Oct. 10, 2013: “Technology and Teen Dating Violence”

October 10, 2013 @ 7:30 p.m, Wayland High School. Join guest speaker, Meredith Dank, Ph.D., Professor, Senior Research Associate at the Justice Policy / Urban Institute NYC  and Author, as she leads our discussion on “The Rate of Cyber Dating Abuse among Teens and How It Relates to Other Forms of Teen Dating Violence”.

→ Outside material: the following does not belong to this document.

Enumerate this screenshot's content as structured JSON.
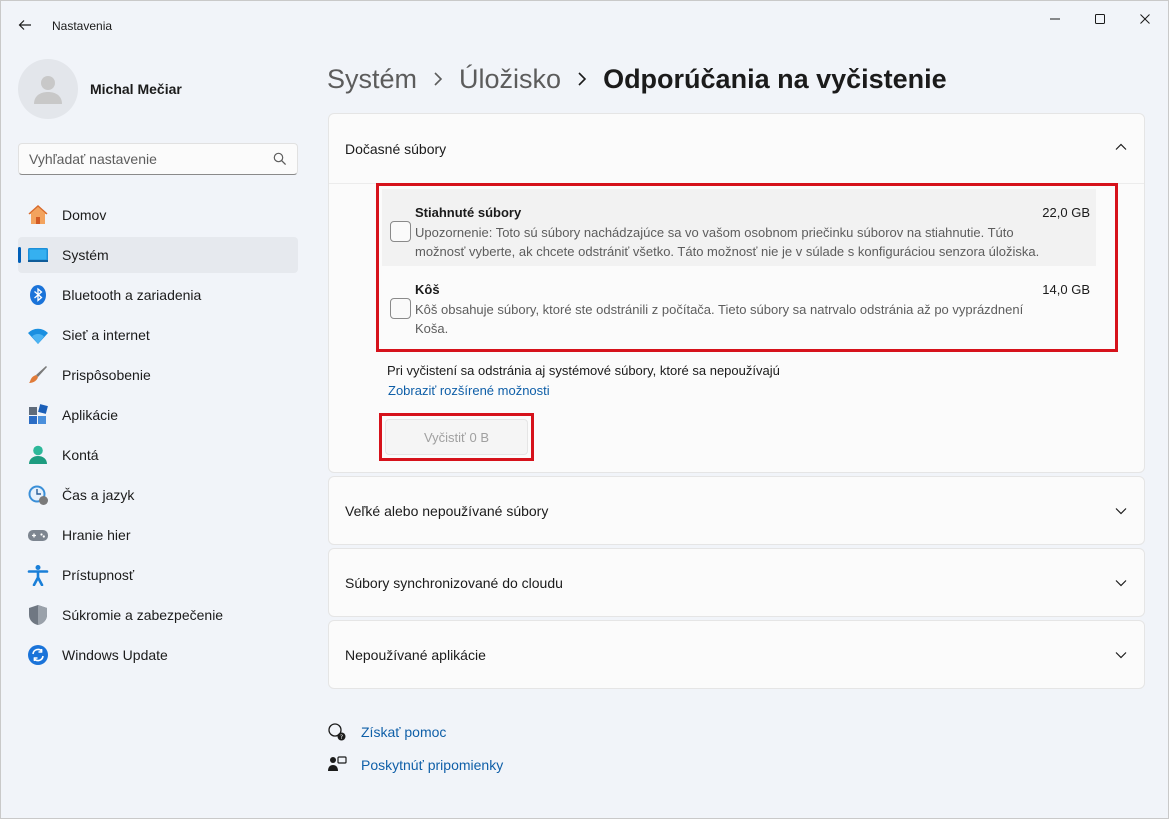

Dank notes: Just over a quarter of youth in a current or recent relationship experience cyber dating abuse victimization, with girls more likely to experience abuse than boys. Victims of sexually-oriented cyber abuse are seven times more likely to experience sexual coercion. These and other findings from a survey of 5,647 youth in three northeastern states shed new light on how technology is used to perpetrate abuse and sexual violence among youth, as well as implications for prevention and intervention. Dank also notes – that one in four dating teens is abused or harassed online or through texts by their partners, according to the largest survey to date on the subject. Social networking sites, texts, cell phones, and e-mails haven’t pushed abuse rates up, but they have given abusers another way to control, degrade, and frighten their partners, even when apart. Digital harassment also warns of a deeper pattern of abuse offline. Victims are 2 times as likely to be physically abused, 2.5 times as likely to be psychologically abused, and 5 times as likely to be sexually coerced.

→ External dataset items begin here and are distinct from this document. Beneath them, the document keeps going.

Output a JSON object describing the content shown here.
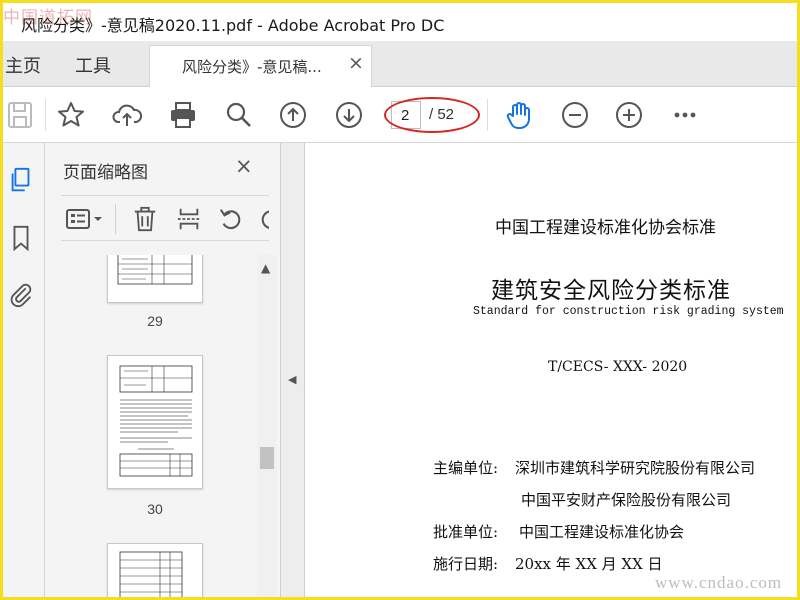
{
  "window": {
    "title": "风险分类》-意见稿2020.11.pdf - Adobe Acrobat Pro DC",
    "watermark_logo": "中国道拓网"
  },
  "tabs": {
    "home": "主页",
    "tools": "工具",
    "document": "风险分类》-意见稿...",
    "close": "×"
  },
  "toolbar": {
    "current_page": "2",
    "total_pages": "/ 52",
    "icons": [
      "save-icon",
      "star-icon",
      "cloud-upload-icon",
      "print-icon",
      "search-icon",
      "page-up-icon",
      "page-down-icon",
      "hand-tool-icon",
      "zoom-out-icon",
      "zoom-in-icon",
      "more-icon"
    ],
    "accent": "#1473e6",
    "highlight": "#d6261f"
  },
  "sidebar": {
    "icons": [
      "page-thumbnails-icon",
      "bookmark-icon",
      "attachment-icon"
    ]
  },
  "thumbnail_panel": {
    "title": "页面缩略图",
    "close": "×",
    "thumbnails": [
      {
        "label": "29"
      },
      {
        "label": "30"
      },
      {
        "label": ""
      }
    ]
  },
  "document": {
    "heading": "中国工程建设标准化协会标准",
    "title": "建筑安全风险分类标准",
    "subtitle": "Standard for construction risk grading system",
    "code": "T/CECS- XXX- 2020",
    "rows": [
      {
        "label": "主编单位:",
        "value": "深圳市建筑科学研究院股份有限公司"
      },
      {
        "label": "",
        "value": "中国平安财产保险股份有限公司"
      },
      {
        "label": "批准单位:",
        "value": "中国工程建设标准化协会"
      },
      {
        "label": "施行日期:",
        "value": "20xx 年 XX 月 XX 日"
      }
    ]
  },
  "watermark": "www.cndao.com"
}
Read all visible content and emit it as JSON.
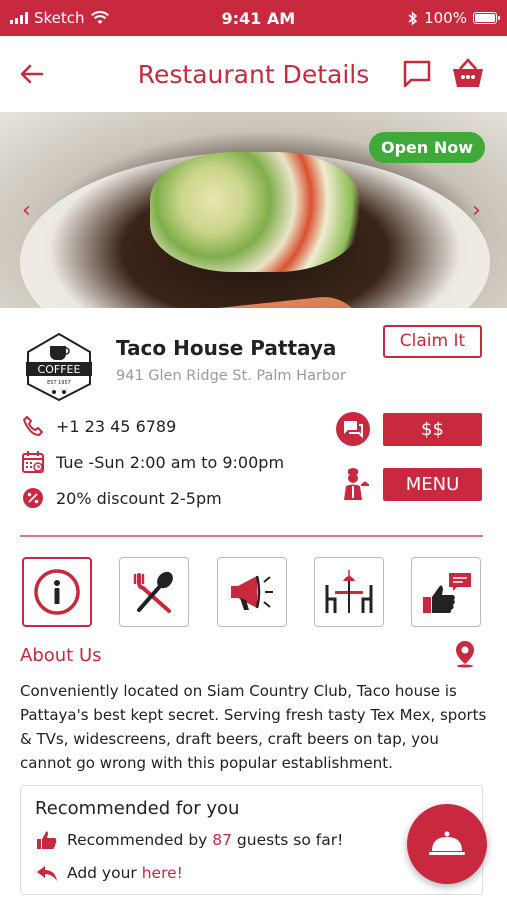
{
  "status_bar": {
    "carrier": "Sketch",
    "time": "9:41 AM",
    "battery": "100%"
  },
  "header": {
    "title": "Restaurant Details"
  },
  "hero": {
    "badge": "Open Now"
  },
  "restaurant": {
    "logo_text": "COFFEE",
    "logo_subtext": "EST 1957",
    "name": "Taco House Pattaya",
    "address": "941 Glen Ridge St. Palm Harbor",
    "claim_label": "Claim It",
    "phone": "+1 23 45 6789",
    "hours": "Tue -Sun 2:00 am to 9:00pm",
    "discount": "20% discount 2-5pm",
    "price_label": "$$",
    "menu_label": "MENU"
  },
  "features": [
    {
      "icon": "info-icon"
    },
    {
      "icon": "fork-spoon-icon"
    },
    {
      "icon": "megaphone-icon"
    },
    {
      "icon": "dining-table-icon"
    },
    {
      "icon": "thumbs-up-chat-icon"
    }
  ],
  "about": {
    "title": "About Us",
    "text": "Conveniently located on Siam Country Club, Taco house is Pattaya's best kept secret.  Serving fresh tasty Tex Mex, sports & TVs, widescreens, draft beers, craft beers on tap, you cannot go wrong with this popular establishment."
  },
  "recommended": {
    "title": "Recommended for you",
    "line1_prefix": "Recommended by ",
    "count": "87",
    "line1_suffix": " guests so far!",
    "line2_prefix": "Add your ",
    "line2_link": "here!"
  },
  "colors": {
    "accent": "#c8293f",
    "open_badge": "#3fa93a"
  }
}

The discussion will explore Cyber Abuse within Teen Dating Violence. While more is known about youth’s use of technology in general and cyber bullying among teens, less is known about the extent to which teens experience dating violence via technology (cyber dating abuse). will be recent studies that highlight the myriad ways that youth can use technology to abuse their partners. Specifically, it found eight ways in which partners used electronic communications, the last six of which were related to violence, abuse, or controlling behaviors: (1) establishing a relationship; (2) nonaggressive communication; (3) arguing; (4) monitoring the whereabouts of a partner or controlling their activities; (5) emotional aggression toward a partner; (6) seeking help during a violent episode; (7) distancing a partner’s access to self by not responding to calls, texts, and other contacts via technology; and (8) reestablishing contact after a violent episode.

This Walden Forum will be held at 7:30 p.m. on Thursday, October 10, at Wayland High School, 264 Old Connecticut Path, Wayland, MA.